When I speak to guests inside our Creation Museum or talk to the media, they are often surprised to learn that the Creation Museum is four years old. To them, it just seems like a year or so ago when the opening of the museum was international news—are you aware that we had over 100 media outlets come to the museum during our first week of operation in late May 2007?
Today, May 28, is our official 4-year anniversary. We’ve already been interviewed about this milestone on the American Family Radio network and by the Salem Radio News network. Nowadays, the media are also asking for a progress report on the Ark Encounter—the full-size, all-wood Noah’s Ark we’re building south of the Creation Museum.
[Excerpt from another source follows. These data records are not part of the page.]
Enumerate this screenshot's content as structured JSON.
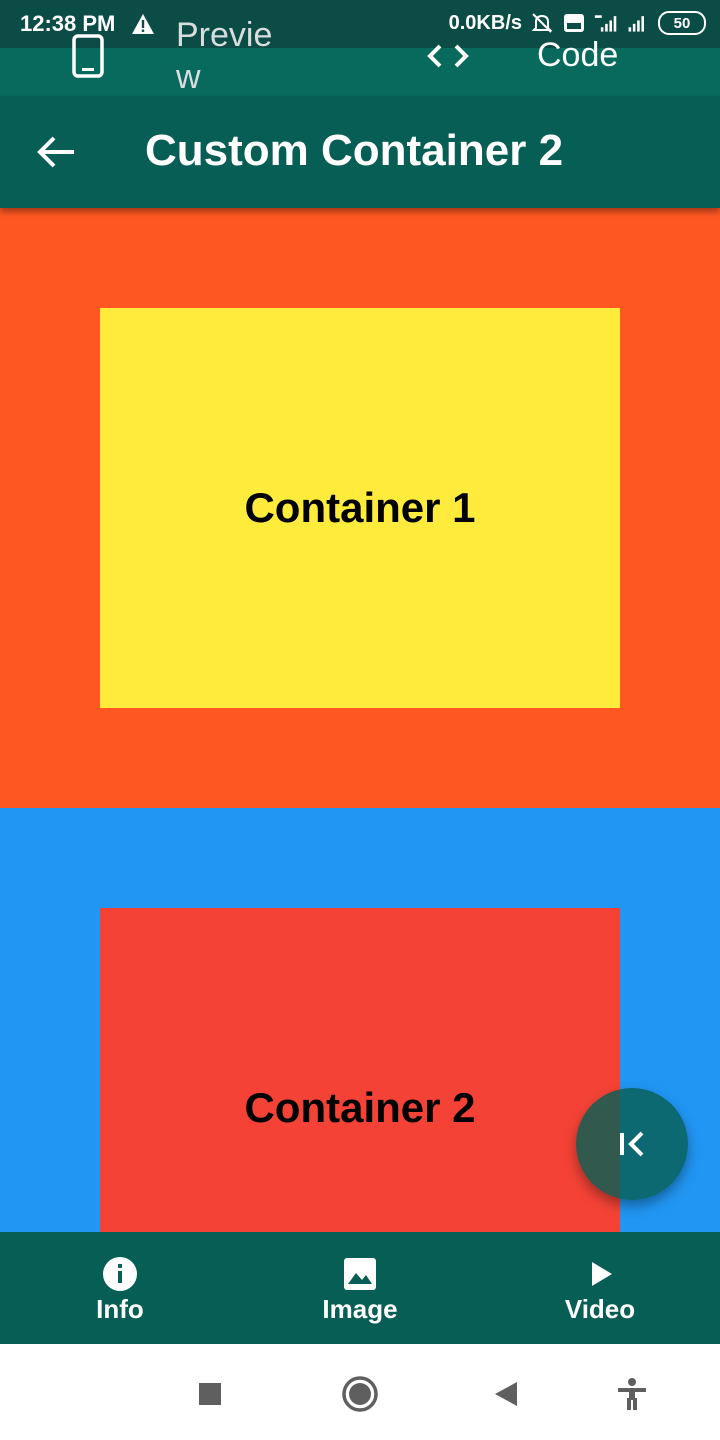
{
  "status_bar": {
    "time": "12:38 PM",
    "network_speed": "0.0KB/s",
    "battery": "50",
    "icons": [
      "warning-icon",
      "mute-icon",
      "volte-icon",
      "signal-4g-icon",
      "signal-icon",
      "battery-icon"
    ]
  },
  "top_tabs": {
    "preview_label": "Preview",
    "code_label": "Code",
    "icons": [
      "phone-icon",
      "code-icon"
    ]
  },
  "app_bar": {
    "title": "Custom Container 2",
    "back_icon": "arrow-left-icon"
  },
  "content": {
    "container1_label": "Container 1",
    "container2_label": "Container 2"
  },
  "fab": {
    "icon": "collapse-left-icon"
  },
  "bottom_nav": {
    "items": [
      {
        "label": "Info",
        "icon": "info-icon"
      },
      {
        "label": "Image",
        "icon": "image-icon"
      },
      {
        "label": "Video",
        "icon": "play-icon"
      }
    ]
  },
  "system_nav": {
    "icons": [
      "recents-square-icon",
      "home-circle-icon",
      "back-triangle-icon",
      "accessibility-icon"
    ]
  },
  "colors": {
    "app_bar": "#075e54",
    "outer_container1": "#ff5722",
    "inner_container1": "#ffeb3b",
    "outer_container2": "#2196f3",
    "inner_container2": "#f44336"
  }
}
As I look back on the Creation Museum’s short history, I think of the study I received last year about the impact the Creation Museum has had in the region and a snapshot of who our visitors have been. Over the years I have shared life-changing testimonies from our museum guests, but this time I wanted to give you some interesting museum findings from the study:
- The average Creation Museum visitor lives 259 miles away
- The average length of stay at the museum for a guest is nearly six hours
- Just over half the museum visitors spend the night in the area, and the average overnight stay is 1.8 nights (this is a huge economic benefit to the region—for hotels, restaurants, etc.)
- According to our outside consultant, the direct and indirect expenditures spent by museum visitors adds $61.3 million each year to the local economy; also the tax revenue generated in the area is estimated to total $3.6 million each year.
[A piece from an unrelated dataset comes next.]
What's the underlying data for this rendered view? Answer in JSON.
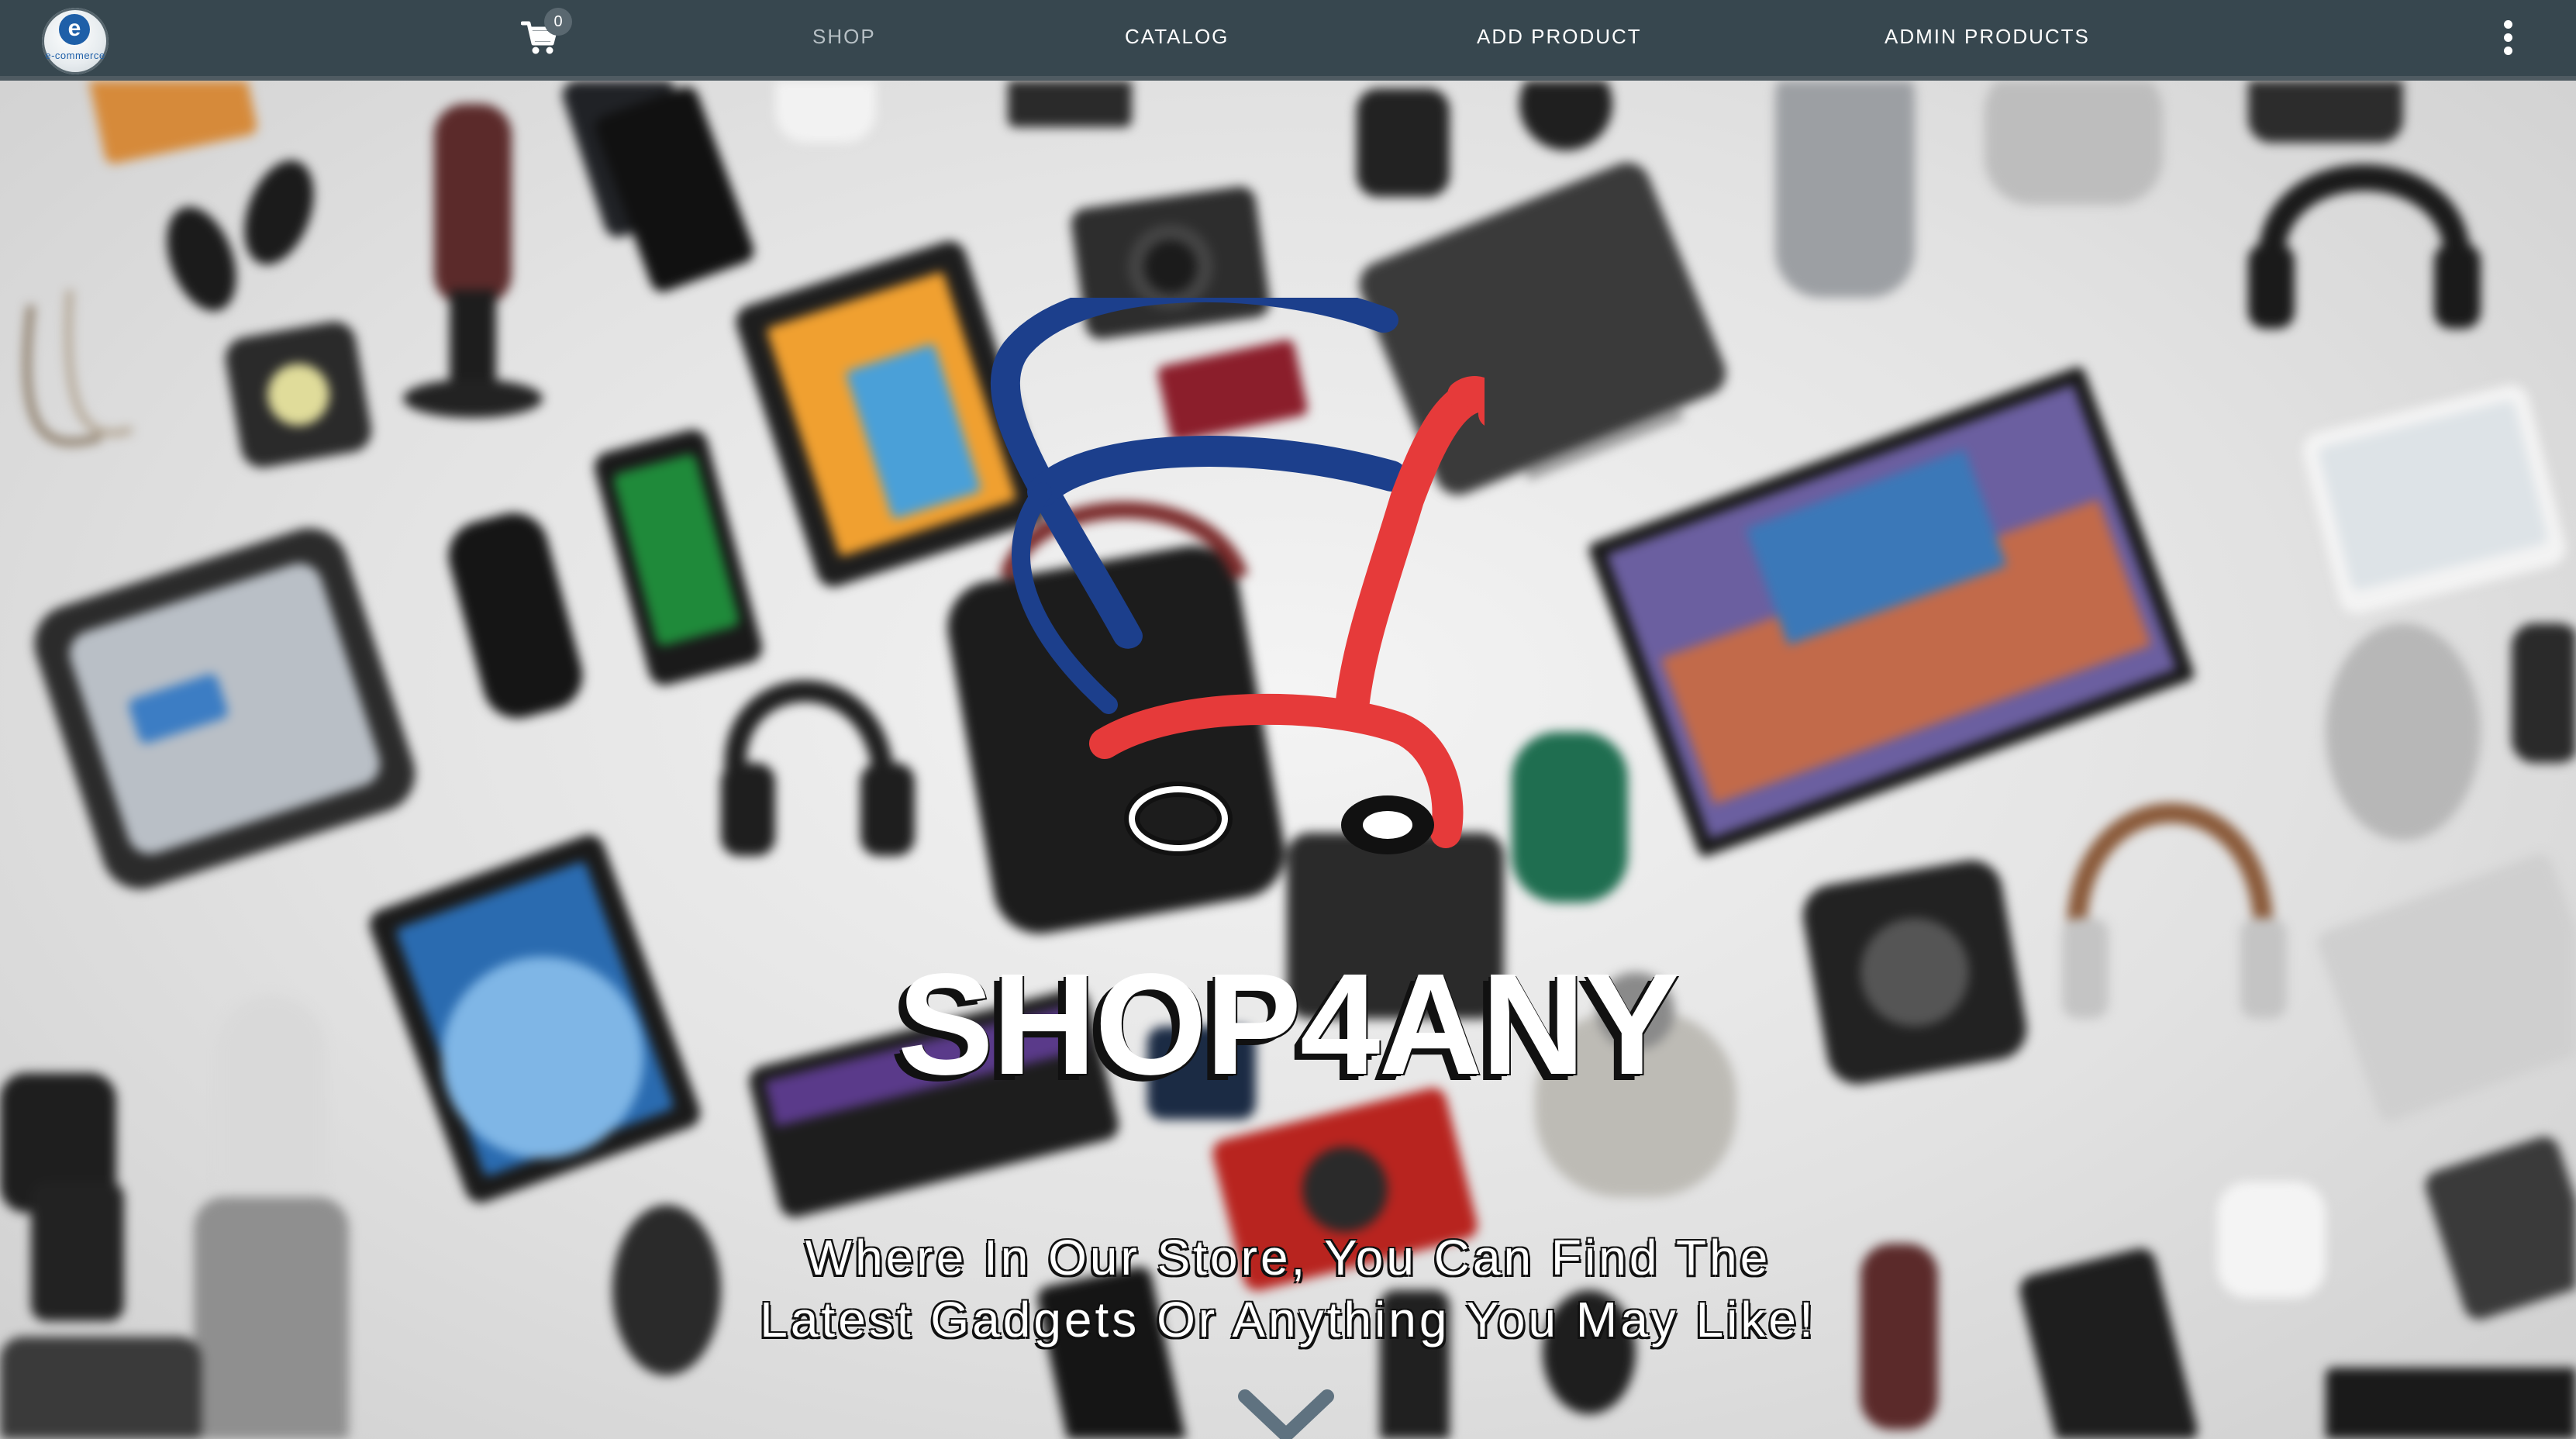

I recall four to five years ago when some people (even some Christians) thought that the Creation Museum would be a “white elephant” and fail. We publicly said we hoped 250,000 people would come the first year, and many scoffed. Well, 404,000 came that first year, and we’ve been averaging over 325,000 guests a year since then.
Now in 2011, we are noticing that some humanists are scoffing at the possibility that 1.6 million visitors (according to a research firm) would come to the Ark Encounter the first year. A recent study—commissioned by the State of Kentucky and conducted by another researcher—estimated (conservatively) that 1.2 million visitors would come to the Ark from outside the State of Kentucky; if you add that number to the many tens of thousands of people who will come to the Ark Encounter from all around Kentucky, we think the Ark will attract at four to five times as many visitors as the Creation Museum each year.
By the way, when I wrote that we were hoping for 250,000 people to come to the museum the first year, an outside consultant (ARG) predicted that we would have about 400,000 visitors; we felt that number might be high, and so we went public with a more conservative 250,000 annual figure. ARG was pleased to see their prediction confirmed when we told them that we had 404,000 visitors the first year. Their estimate was spot on.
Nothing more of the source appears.